Ode to a Special Spoon

From the desk of Teresa Jordan, Executive Director – I grew up in a large family. Recently one of my siblings reminded me about the elephant spoon. I have no idea where it came from, but of the dozens and dozens of spoons needed in a household our size there was one that had an elephant on the handle. 

In every other regard the elephant spoon was identical to all the other spoons, but as you can imagine its uniqueness made it the coveted spoon. At mealtimes it would be moved, stolen, moved again; occasional fist fights would break out. Sometimes this special spoon would go missing as the result of one sibling or the other hiding it.

There was always a triumph in being the one with the spoon when all was settled for the meal or our parents had told us to knock it off. Without any knowledge of the elephant spoon chronicles, my kids have done something similar at our table for their entire childhood with something we affectionately call “the bamboo knife” (because the handle looks like bamboo).

So, while perhaps limited to my genetic pool, I think there is universal tendency to want what is different or to as a group decide what is the most valuable and then to all want that valuable thing.   

I guess a key to being content and satisfied day-to-day is to appreciate what you have; after all the bamboo knife does not cut differently, the elephant spoon was a little bent out of shape from all the fights over it, and my neighbour’s new BBQ, while shinier, does not sear a steak much differently from my old one.

Camilla Kimball says: “You do not find a happy life, you make it.” I think there is a natural draw to think that having a new car, BBQ, dress or spoon will make us more content and happy, but the trap here is that once the novelty wears off we are looking around for the next new shiny thing that will bring a few moments of joy. 

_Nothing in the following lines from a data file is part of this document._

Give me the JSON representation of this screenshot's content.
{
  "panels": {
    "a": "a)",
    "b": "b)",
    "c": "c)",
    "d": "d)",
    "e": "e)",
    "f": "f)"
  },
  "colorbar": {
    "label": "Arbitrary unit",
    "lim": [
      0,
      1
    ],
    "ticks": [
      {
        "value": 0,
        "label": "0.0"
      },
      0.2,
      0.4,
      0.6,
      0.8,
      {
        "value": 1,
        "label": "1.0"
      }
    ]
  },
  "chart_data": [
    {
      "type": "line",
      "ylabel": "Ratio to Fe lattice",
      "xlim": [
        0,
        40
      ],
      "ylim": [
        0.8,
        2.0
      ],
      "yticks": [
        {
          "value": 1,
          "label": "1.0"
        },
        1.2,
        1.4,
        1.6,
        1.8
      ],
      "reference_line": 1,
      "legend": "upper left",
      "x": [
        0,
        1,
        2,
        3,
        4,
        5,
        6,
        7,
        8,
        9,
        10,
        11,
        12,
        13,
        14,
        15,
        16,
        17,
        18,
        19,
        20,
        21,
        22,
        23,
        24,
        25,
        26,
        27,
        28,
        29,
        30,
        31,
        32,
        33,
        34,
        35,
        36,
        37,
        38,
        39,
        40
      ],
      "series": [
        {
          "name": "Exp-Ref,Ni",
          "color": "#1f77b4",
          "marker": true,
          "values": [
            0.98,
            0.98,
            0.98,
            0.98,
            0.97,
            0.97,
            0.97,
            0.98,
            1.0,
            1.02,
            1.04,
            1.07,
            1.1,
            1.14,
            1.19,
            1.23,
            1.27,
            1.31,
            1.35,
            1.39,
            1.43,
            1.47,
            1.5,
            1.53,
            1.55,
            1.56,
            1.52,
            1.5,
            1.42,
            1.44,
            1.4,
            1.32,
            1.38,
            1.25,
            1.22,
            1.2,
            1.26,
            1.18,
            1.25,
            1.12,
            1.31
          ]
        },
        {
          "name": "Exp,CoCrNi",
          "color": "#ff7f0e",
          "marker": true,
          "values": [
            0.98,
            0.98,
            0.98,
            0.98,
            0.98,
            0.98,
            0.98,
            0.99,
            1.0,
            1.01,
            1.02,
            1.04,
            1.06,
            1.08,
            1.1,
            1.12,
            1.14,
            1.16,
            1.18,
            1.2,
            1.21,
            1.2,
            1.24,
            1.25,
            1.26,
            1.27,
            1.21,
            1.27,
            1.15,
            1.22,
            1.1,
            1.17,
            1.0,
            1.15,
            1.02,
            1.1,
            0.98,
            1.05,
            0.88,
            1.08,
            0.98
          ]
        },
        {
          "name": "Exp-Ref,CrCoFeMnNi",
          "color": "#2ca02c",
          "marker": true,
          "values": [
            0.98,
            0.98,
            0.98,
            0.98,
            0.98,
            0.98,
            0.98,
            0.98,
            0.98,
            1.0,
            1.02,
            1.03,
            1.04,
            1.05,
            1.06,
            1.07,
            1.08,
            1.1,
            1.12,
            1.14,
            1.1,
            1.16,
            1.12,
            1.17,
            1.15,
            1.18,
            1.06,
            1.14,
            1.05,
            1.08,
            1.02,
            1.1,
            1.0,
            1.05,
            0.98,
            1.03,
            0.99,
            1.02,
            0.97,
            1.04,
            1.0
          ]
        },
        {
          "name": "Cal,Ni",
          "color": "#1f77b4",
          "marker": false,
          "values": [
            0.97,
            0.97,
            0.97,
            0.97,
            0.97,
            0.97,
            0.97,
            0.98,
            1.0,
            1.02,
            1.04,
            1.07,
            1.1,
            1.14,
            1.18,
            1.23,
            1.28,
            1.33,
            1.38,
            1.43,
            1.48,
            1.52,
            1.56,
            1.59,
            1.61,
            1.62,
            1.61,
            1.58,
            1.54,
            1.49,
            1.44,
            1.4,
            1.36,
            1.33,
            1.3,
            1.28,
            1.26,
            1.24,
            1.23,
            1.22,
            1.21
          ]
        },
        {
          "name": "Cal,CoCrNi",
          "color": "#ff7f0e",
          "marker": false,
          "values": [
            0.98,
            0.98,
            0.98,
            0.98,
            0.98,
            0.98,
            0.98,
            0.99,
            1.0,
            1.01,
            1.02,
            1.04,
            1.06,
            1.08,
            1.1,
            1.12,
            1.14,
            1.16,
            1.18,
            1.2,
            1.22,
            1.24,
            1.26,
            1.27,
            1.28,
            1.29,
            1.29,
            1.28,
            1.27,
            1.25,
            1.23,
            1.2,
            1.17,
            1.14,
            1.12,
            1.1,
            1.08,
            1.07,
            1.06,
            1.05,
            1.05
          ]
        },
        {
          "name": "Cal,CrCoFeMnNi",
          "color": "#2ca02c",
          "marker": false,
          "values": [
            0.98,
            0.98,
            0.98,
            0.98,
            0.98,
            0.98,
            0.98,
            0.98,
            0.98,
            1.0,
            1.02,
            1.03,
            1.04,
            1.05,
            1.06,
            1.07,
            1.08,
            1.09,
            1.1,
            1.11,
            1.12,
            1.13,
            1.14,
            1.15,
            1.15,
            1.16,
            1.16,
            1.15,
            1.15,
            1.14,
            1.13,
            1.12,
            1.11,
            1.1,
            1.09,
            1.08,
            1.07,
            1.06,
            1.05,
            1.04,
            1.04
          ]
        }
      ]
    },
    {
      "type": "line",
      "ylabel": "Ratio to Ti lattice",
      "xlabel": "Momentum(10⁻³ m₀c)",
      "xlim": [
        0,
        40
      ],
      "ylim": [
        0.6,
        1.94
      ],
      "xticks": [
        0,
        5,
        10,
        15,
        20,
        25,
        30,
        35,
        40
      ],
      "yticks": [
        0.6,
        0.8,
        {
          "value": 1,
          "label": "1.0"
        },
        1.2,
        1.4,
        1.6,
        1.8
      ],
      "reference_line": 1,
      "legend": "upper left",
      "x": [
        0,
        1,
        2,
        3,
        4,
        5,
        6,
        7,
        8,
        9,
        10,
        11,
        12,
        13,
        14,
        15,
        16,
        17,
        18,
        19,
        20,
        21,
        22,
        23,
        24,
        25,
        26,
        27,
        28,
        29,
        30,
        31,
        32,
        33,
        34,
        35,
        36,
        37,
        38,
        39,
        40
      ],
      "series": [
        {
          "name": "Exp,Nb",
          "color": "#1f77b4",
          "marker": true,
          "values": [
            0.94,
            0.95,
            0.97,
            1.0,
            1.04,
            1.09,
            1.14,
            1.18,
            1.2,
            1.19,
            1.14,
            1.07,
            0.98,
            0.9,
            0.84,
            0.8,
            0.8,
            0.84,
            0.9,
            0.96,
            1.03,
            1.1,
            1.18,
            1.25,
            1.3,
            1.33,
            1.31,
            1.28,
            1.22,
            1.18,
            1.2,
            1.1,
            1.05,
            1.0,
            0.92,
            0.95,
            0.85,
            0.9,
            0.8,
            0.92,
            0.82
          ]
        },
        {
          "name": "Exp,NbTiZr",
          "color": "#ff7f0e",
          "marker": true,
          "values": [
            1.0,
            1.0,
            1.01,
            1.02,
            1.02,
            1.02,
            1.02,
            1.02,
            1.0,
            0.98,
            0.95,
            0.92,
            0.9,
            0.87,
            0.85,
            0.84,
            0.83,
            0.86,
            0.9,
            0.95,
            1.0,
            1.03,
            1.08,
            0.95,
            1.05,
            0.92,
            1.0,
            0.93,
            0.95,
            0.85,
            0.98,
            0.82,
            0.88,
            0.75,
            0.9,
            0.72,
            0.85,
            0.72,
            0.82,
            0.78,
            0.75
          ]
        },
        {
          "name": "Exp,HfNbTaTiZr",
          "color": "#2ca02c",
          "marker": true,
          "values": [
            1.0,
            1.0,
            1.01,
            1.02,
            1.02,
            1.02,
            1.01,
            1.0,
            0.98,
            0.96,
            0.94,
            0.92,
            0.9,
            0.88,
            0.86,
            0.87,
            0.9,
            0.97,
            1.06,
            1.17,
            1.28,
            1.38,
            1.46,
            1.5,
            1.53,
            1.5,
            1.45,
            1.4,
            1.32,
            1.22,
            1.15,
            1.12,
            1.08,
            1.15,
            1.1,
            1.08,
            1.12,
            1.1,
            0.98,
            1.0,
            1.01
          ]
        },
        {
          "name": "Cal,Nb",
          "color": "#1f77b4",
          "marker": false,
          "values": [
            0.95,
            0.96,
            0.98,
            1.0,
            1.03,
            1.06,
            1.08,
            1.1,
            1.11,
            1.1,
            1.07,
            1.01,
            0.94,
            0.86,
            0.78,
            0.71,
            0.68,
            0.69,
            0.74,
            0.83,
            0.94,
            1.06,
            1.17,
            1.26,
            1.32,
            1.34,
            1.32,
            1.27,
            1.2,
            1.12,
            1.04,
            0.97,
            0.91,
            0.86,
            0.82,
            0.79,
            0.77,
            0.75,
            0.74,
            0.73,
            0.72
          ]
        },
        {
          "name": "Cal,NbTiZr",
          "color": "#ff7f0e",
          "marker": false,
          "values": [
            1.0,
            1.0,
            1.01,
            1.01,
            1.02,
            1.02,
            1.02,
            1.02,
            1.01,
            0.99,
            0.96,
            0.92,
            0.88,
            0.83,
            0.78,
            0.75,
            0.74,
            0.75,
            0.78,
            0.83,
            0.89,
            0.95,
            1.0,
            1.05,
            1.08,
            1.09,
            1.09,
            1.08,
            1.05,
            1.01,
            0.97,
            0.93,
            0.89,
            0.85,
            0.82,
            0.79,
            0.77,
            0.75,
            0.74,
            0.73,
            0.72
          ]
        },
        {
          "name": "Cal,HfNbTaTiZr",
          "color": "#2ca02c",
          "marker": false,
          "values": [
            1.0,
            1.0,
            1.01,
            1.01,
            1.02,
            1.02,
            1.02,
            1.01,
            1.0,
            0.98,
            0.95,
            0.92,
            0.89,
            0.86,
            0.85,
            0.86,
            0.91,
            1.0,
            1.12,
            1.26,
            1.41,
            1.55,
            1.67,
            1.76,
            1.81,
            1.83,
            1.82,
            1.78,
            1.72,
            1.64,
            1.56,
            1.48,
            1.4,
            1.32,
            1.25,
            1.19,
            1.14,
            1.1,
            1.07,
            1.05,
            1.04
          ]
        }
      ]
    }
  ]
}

How much more limitless is the joy when it is in what we already have or the journey we are on right here and now?

All of these battles for the elephant spoon did not actually affect the chocolate milk or pudding or soup that was being eaten; all of the spoons worked equally well, and the food tasted just as good. All this to say that when I am staring down a plate of my favourite food, I am usually content with whatever silverware I have. 

Like what you have, celebrate what others have and urge them to like it, and take more time to enjoy the food, the people and the memories over coveting a prized possession. 

To my siblings I would like to say – I have not seen that spoon in over a decade – which one of you stole it after you moved out?